Random perturbation is a popular method of computing anonymized data for privacy preserving data mining. It is simple to apply, ensures strong privacy protection, and permits effective mining of a large variety of data patterns. However, all the existing studies with good privacy guarantees focus on perturbation at a single privacy level. Namely, a fixed degree of privacy protection is imposed on all anonymized data released by the data holder. This drawback seriously limits the applicability of random perturbation in scenarios where the holder has numerous recipients to which different privacy levels apply. Motivated by this, we study the problem of multi-level perturbation, whose objective is to release multiple versions of a dataset anonymized at different privacy levels.

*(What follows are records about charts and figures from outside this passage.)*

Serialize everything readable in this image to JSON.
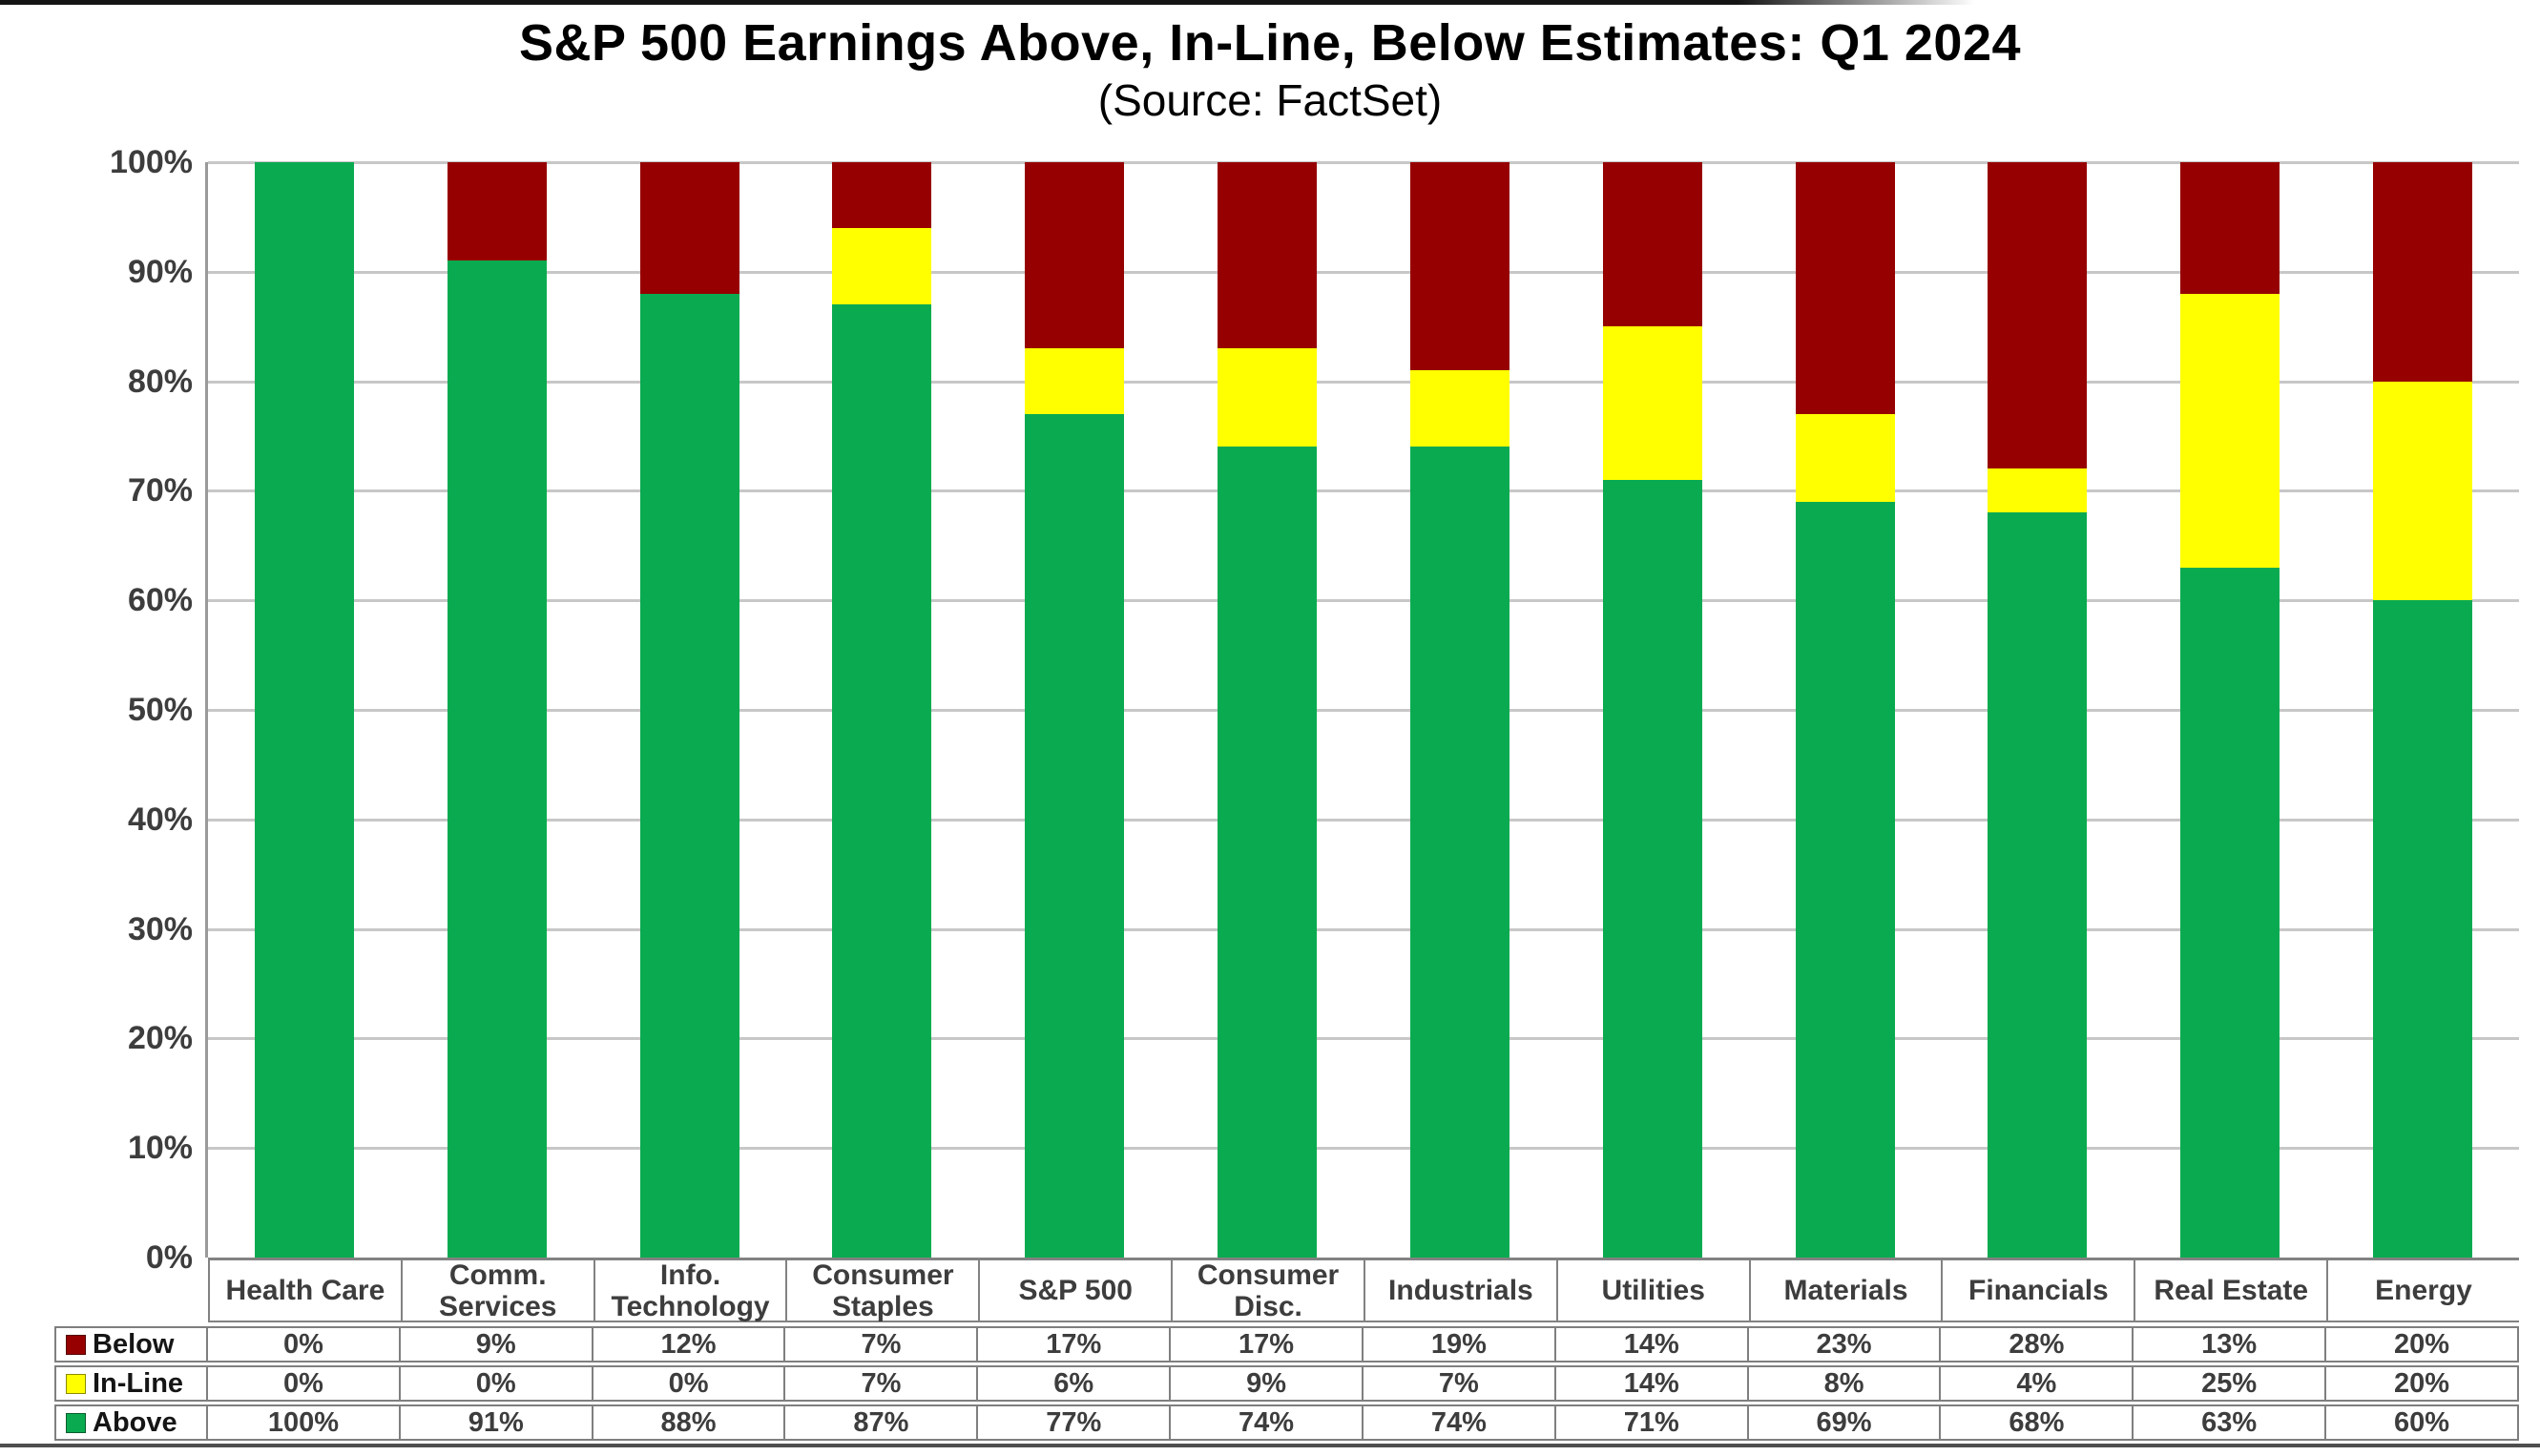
{
  "title": "S&P 500 Earnings Above, In-Line, Below Estimates: Q1 2024",
  "subtitle": "(Source: FactSet)",
  "colors": {
    "above_green": "#0aab50",
    "inline_yellow": "#ffff00",
    "below_darkred": "#970000",
    "gridline": "#c7c7c7",
    "axis": "#9a9a9a",
    "table_border": "#7f7f7f",
    "label_text": "#3d3d3d"
  },
  "chart_data": {
    "type": "bar",
    "stacked": true,
    "title": "S&P 500 Earnings Above, In-Line, Below Estimates: Q1 2024",
    "subtitle": "(Source: FactSet)",
    "xlabel": "",
    "ylabel": "",
    "ylim": [
      0,
      100
    ],
    "grid": true,
    "legend_position": "table-left",
    "value_suffix": "%",
    "yticks": [
      "0%",
      "10%",
      "20%",
      "30%",
      "40%",
      "50%",
      "60%",
      "70%",
      "80%",
      "90%",
      "100%"
    ],
    "categories": [
      "Health Care",
      "Comm. Services",
      "Info. Technology",
      "Consumer Staples",
      "S&P 500",
      "Consumer Disc.",
      "Industrials",
      "Utilities",
      "Materials",
      "Financials",
      "Real Estate",
      "Energy"
    ],
    "series": [
      {
        "name": "Below",
        "color": "#970000",
        "values": [
          0,
          9,
          12,
          7,
          17,
          17,
          19,
          14,
          23,
          28,
          13,
          20
        ]
      },
      {
        "name": "In-Line",
        "color": "#ffff00",
        "values": [
          0,
          0,
          0,
          7,
          6,
          9,
          7,
          14,
          8,
          4,
          25,
          20
        ]
      },
      {
        "name": "Above",
        "color": "#0aab50",
        "values": [
          100,
          91,
          88,
          87,
          77,
          74,
          74,
          71,
          69,
          68,
          63,
          60
        ]
      }
    ]
  }
}
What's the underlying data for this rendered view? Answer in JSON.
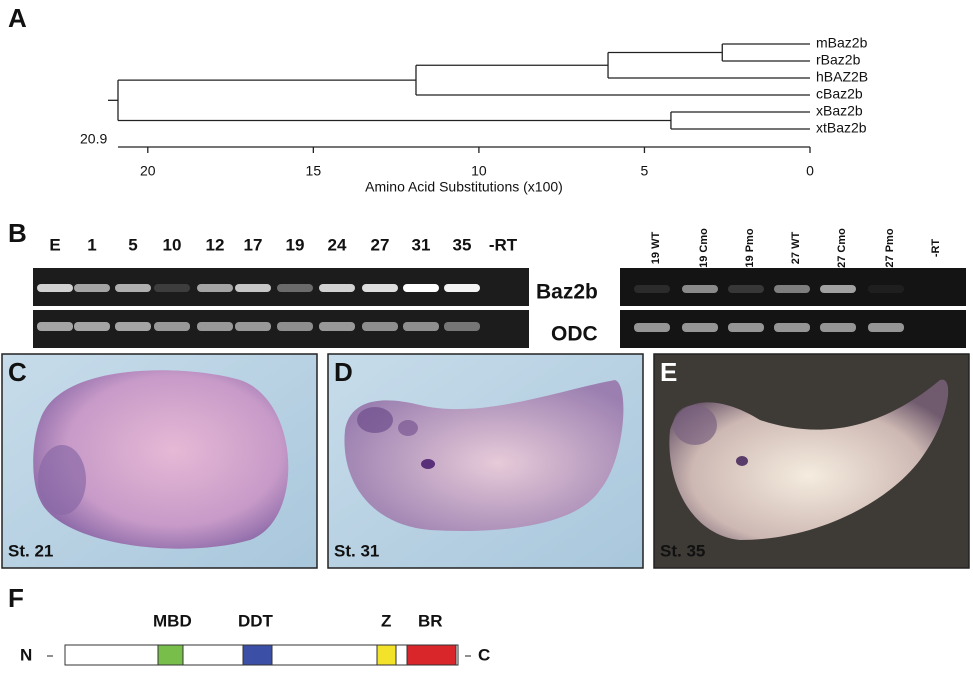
{
  "panel_a": {
    "label": "A",
    "tree": {
      "leaves": [
        "mBaz2b",
        "rBaz2b",
        "hBAZ2B",
        "cBaz2b",
        "xBaz2b",
        "xtBaz2b"
      ],
      "nodes": [
        {
          "children": [
            0,
            1
          ],
          "height": 2.65
        },
        {
          "children": [
            6,
            2
          ],
          "height": 6.1
        },
        {
          "children": [
            7,
            3
          ],
          "height": 11.9
        },
        {
          "children": [
            4,
            5
          ],
          "height": 4.2
        },
        {
          "children": [
            8,
            9
          ],
          "height": 20.9
        }
      ],
      "root_height": 20.9,
      "xlim": [
        20.9,
        0
      ],
      "xticks": [
        20,
        15,
        10,
        5,
        0
      ],
      "axis_label": "Amino Acid Substitutions (x100)"
    }
  },
  "panel_b": {
    "label": "B",
    "stage_lanes": [
      "E",
      "1",
      "5",
      "10",
      "12",
      "17",
      "19",
      "24",
      "27",
      "31",
      "35",
      "-RT"
    ],
    "mo_lanes": [
      "19 WT",
      "19 Cmo",
      "19 Pmo",
      "27 WT",
      "27 Cmo",
      "27 Pmo",
      "-RT"
    ],
    "gel_labels": [
      "Baz2b",
      "ODC"
    ]
  },
  "panel_c": {
    "label": "C",
    "stage": "St. 21"
  },
  "panel_d": {
    "label": "D",
    "stage": "St. 31"
  },
  "panel_e": {
    "label": "E",
    "stage": "St. 35"
  },
  "panel_f": {
    "label": "F",
    "domains": [
      "MBD",
      "DDT",
      "Z",
      "BR"
    ],
    "n_term": "N",
    "c_term": "C"
  }
}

The challenge is that various recipients may collude by sharing their data to infer privacy beyond their permitted levels. Our solution overcomes this obstacle, and achieves two crucial properties. First, collusion is useless, meaning that the colluding recipients cannot learn anything more than what the most trustable recipient (among the colluding recipients) already knows alone. Second, the data each recipient receives can be regarded (and hence, analyzed in the same way) as the output of conventional uniform perturbation. Besides its solid theoretical foundation, the proposed technique is both space economical and computationally efficient. It requires O (n+m) expected space, and produces a new anonymized version in O (n + log m) expected time, where n is the cardinality of the original dataset, and m the number of versions released previously. Both bounds are optimal under the realistic assumption that n » m.